The youth in Africa are considered to be the continent’s biggest resource as they make up a significant percentage of the African continent’s population, it is estimated that almost 60% of Africa’s population is made up by young people under 25 years old., making Africa the world’s youngest continent.

However, youth participation in the African economy, more especially, in cross-border trade and governance matters is still very limited.  Young people on the continent are confronted with many challenges ranging from economies that grew but could not create sufficient employment prior to the global economic crisis, to insufficient security, education and poor healthcare systems. 

Across many African countries, youth unemployment is a significant problem that is most stringent for young females; with young women and minorities being disproportionately affected. Statistics show that just over one in five youth were not employed, in education or training (NEET) in 2019. This state of joblessness has been steadily growing since 2012 mirroring the trends in the global rate. While education alone is not enough, it remains a vital ingredient for empowering the youth.  

Given the high unemployment and vulnerable employment rates for youth, young African leaders deserve to be part of policy discussions that seek to address the challenge of youth participation on various platforms ranging from trade supported by trade governance, economic participation, policy reform discussions and social justice issues thus contributing to reducing inequalities by distributing benefits equally across all segments of society. There’s a significant gap between those deciding policy and those who have to weather its effects as most African leaders are 55 years old or older. It is imperative that young people take up space and reinforce constitutional accountability from organisational levels right up to the presidential level, with this being said, the integration of technology and the access to new technologies coupled with self-organisation is important for the implementation of youth led programs and policies.  

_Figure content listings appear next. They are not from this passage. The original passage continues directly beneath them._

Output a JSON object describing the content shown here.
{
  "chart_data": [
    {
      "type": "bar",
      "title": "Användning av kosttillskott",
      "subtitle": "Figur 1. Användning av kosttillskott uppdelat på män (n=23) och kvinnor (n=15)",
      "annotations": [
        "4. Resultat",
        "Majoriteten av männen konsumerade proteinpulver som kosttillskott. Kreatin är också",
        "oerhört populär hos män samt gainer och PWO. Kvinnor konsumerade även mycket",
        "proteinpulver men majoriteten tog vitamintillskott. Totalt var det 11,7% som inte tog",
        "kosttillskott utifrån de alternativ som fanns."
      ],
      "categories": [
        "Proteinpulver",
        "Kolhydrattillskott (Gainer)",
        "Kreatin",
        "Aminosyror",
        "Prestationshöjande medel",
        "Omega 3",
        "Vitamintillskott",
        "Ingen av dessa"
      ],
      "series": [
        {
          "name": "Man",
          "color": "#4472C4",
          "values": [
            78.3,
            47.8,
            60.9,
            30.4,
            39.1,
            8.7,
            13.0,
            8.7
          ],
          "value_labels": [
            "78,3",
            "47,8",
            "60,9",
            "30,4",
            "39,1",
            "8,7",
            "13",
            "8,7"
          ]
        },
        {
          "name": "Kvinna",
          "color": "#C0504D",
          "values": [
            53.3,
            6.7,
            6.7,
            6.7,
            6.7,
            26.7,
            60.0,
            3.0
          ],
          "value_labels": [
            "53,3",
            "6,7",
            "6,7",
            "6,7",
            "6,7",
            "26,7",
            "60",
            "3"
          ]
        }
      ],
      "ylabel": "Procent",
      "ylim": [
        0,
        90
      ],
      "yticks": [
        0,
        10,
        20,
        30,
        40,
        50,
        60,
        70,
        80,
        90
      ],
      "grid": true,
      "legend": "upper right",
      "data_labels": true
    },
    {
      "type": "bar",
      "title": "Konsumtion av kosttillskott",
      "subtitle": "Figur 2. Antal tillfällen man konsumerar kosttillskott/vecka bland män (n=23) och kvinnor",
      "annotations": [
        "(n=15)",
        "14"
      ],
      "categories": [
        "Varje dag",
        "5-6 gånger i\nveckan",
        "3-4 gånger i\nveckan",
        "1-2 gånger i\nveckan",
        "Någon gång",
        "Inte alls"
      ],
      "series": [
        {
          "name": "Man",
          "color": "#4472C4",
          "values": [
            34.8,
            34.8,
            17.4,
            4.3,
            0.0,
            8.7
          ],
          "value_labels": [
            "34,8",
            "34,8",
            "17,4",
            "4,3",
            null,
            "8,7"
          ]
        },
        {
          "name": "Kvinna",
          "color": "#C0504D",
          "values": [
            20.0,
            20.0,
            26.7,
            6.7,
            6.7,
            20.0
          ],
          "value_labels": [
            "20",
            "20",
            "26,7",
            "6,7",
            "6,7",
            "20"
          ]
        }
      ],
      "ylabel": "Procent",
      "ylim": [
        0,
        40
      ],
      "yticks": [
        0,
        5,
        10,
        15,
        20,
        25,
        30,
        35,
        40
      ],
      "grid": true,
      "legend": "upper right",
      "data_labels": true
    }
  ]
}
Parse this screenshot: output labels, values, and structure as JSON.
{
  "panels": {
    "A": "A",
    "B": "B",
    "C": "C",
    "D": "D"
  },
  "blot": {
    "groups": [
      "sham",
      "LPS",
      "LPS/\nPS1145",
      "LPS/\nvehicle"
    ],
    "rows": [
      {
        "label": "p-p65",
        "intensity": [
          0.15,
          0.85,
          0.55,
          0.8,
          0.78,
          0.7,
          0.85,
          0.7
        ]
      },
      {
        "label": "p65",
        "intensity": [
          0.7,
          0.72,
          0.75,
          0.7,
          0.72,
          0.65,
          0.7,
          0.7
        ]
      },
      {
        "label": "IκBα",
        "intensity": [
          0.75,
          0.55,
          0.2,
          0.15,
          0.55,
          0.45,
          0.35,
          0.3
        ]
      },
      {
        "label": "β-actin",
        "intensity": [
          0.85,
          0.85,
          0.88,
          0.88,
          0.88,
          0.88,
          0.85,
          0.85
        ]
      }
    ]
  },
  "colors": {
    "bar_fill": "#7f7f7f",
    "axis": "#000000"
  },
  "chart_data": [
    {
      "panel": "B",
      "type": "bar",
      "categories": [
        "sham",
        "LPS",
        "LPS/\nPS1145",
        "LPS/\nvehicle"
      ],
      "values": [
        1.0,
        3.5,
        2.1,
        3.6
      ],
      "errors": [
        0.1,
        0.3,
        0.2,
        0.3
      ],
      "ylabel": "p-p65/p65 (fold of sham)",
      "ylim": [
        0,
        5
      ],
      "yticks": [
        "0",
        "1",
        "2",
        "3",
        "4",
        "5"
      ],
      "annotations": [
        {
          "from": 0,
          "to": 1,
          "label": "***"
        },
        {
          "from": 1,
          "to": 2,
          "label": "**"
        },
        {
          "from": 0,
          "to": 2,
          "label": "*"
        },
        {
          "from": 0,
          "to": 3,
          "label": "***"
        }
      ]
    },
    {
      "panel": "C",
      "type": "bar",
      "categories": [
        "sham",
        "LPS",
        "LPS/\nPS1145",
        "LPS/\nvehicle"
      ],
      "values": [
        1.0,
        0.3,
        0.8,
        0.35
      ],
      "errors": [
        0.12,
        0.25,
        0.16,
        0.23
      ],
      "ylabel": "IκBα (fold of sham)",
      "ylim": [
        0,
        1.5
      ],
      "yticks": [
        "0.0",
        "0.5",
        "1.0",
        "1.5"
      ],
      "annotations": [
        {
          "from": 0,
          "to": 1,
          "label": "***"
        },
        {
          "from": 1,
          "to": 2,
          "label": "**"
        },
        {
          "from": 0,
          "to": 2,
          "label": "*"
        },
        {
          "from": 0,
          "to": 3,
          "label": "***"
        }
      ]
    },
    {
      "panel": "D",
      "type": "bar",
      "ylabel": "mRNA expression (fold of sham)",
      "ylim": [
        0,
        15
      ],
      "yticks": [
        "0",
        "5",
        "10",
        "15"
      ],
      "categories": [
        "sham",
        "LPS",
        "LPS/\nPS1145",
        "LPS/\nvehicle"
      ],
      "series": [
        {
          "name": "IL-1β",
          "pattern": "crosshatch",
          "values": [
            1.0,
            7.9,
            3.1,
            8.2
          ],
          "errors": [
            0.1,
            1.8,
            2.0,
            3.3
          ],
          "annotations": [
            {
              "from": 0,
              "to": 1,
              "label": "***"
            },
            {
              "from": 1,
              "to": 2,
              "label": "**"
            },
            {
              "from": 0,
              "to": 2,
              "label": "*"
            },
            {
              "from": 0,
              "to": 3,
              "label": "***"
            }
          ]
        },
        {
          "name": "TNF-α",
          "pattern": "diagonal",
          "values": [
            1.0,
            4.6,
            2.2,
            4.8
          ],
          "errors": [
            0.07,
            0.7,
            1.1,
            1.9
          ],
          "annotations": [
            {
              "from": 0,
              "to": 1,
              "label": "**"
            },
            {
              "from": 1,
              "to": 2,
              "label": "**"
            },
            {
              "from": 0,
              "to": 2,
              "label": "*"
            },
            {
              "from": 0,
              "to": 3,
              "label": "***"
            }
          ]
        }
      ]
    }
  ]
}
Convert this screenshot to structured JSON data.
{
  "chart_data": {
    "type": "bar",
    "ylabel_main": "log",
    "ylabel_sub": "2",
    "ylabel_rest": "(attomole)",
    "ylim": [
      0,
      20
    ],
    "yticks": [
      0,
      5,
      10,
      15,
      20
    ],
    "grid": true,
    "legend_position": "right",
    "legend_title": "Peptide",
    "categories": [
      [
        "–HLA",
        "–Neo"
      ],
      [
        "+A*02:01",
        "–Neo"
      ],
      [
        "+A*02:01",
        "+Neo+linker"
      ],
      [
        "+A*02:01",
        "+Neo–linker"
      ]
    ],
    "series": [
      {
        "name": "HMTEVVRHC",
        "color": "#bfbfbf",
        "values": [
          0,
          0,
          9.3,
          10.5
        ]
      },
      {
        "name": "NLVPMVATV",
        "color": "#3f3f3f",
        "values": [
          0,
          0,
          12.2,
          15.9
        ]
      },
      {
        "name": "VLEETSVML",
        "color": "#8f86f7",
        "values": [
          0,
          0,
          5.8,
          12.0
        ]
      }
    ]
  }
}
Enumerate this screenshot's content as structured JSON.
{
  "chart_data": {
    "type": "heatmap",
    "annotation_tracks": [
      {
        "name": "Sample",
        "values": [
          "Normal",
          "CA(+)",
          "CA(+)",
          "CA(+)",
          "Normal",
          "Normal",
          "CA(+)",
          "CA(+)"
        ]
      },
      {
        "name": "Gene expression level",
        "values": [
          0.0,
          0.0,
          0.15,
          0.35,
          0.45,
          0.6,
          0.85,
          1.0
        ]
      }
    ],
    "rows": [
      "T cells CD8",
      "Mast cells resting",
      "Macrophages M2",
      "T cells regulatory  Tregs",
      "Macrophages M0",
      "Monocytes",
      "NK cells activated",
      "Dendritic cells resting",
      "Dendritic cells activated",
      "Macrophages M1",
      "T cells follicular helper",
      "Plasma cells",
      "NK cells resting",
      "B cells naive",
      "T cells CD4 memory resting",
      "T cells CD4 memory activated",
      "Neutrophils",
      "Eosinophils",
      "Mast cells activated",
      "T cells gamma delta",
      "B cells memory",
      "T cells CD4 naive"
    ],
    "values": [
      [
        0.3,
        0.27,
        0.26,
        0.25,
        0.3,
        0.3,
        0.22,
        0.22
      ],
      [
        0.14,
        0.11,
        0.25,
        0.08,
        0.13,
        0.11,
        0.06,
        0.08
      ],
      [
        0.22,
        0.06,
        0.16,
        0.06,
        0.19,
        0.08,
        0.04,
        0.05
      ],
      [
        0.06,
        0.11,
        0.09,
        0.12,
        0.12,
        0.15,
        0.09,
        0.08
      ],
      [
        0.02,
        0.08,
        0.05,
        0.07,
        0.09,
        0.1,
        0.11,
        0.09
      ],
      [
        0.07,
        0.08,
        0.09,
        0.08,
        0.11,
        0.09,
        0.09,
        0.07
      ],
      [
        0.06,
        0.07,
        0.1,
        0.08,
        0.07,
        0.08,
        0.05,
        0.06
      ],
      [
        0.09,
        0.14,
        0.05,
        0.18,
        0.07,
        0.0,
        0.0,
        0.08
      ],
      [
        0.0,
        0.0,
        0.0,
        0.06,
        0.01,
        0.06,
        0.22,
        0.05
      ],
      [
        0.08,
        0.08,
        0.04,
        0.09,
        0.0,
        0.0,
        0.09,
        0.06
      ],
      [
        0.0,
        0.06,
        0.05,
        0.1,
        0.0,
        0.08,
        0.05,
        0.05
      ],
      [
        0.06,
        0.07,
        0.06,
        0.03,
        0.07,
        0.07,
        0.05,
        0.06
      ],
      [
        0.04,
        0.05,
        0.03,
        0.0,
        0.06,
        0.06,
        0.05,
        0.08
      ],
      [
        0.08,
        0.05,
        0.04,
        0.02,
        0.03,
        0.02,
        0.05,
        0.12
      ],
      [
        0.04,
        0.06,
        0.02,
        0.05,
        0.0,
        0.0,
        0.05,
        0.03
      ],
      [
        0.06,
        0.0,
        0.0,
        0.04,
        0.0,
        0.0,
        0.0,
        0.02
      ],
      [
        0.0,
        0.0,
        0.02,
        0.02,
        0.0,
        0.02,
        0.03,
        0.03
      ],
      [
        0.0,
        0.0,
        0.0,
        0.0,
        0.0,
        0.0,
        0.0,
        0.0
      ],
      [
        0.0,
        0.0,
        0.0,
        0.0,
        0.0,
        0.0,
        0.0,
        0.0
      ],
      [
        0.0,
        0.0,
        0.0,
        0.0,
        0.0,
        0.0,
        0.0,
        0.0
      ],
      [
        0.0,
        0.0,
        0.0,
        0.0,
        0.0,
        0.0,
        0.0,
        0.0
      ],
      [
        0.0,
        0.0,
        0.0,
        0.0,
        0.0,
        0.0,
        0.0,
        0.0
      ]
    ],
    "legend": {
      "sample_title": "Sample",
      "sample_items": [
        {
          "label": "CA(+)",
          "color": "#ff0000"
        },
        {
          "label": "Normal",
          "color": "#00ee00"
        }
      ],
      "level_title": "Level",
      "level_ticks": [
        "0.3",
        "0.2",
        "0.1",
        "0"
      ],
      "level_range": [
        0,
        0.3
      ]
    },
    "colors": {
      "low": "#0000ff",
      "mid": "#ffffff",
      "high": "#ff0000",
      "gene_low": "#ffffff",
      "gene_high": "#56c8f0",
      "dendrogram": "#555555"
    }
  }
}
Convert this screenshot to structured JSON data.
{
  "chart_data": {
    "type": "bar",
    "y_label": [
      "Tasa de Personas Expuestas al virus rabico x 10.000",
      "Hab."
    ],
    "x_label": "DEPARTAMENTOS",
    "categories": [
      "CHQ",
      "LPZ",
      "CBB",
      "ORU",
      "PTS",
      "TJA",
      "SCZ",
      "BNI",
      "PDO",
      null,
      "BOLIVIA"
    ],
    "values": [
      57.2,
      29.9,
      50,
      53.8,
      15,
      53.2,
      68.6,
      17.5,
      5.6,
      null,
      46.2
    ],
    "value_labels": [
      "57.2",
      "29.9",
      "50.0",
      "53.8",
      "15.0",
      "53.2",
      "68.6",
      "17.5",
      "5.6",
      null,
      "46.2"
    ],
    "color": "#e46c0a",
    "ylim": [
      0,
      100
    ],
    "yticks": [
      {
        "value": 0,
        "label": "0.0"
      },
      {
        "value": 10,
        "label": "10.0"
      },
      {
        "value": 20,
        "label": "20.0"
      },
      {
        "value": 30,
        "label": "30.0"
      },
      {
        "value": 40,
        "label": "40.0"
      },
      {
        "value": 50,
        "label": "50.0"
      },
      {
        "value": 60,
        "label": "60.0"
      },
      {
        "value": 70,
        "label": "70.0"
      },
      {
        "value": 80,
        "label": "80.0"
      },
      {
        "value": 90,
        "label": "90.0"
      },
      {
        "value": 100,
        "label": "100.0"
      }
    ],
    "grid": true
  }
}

The development of the ‘African Continental Free Trade Agreement’ as a continent wide Free Trade Agreement (FTA) for Africa, is set to integrate 55 sovereign States that are at very different levels of economic development throughout the continent. The FTA requires that these states comply with a wide range of obligations and regulations in order to liberalise trade. Despite the challenges that have been presented in integrating 55 sovereign States with different economic disparities; progress in many areas has been impressively swift. The AfCFTA, if properly implemented, could provide more, and better jobs that are sorely needed for Africa’s sustainable development. Political will and a commitment to reform will nevertheless be necessary to tap into the huge potential of Africa’s young labour force and ensure that the gains from economic integration are distributed fairly across the continent.

Meaningful participation by all groups of society including marginalised groups such as women and youth in trade and policy making processes can contribute to achieving inclusive sustainable growth and development for the African continent, as well as social stability. ‘If the energies and ambitions of Africa’s youth continue to be wasted, they could become serious destabilising forces, threatening not only just future progress, but rolling back the gains of recent years.’(Mo Ibrahim Foundation) 

Therefore, in order to be drivers of international trade, the youth should take heed to the lessons and experiences learnt from gender mainstreaming in trade in order develop and adapt tools to assess the impact of trade policy on young people.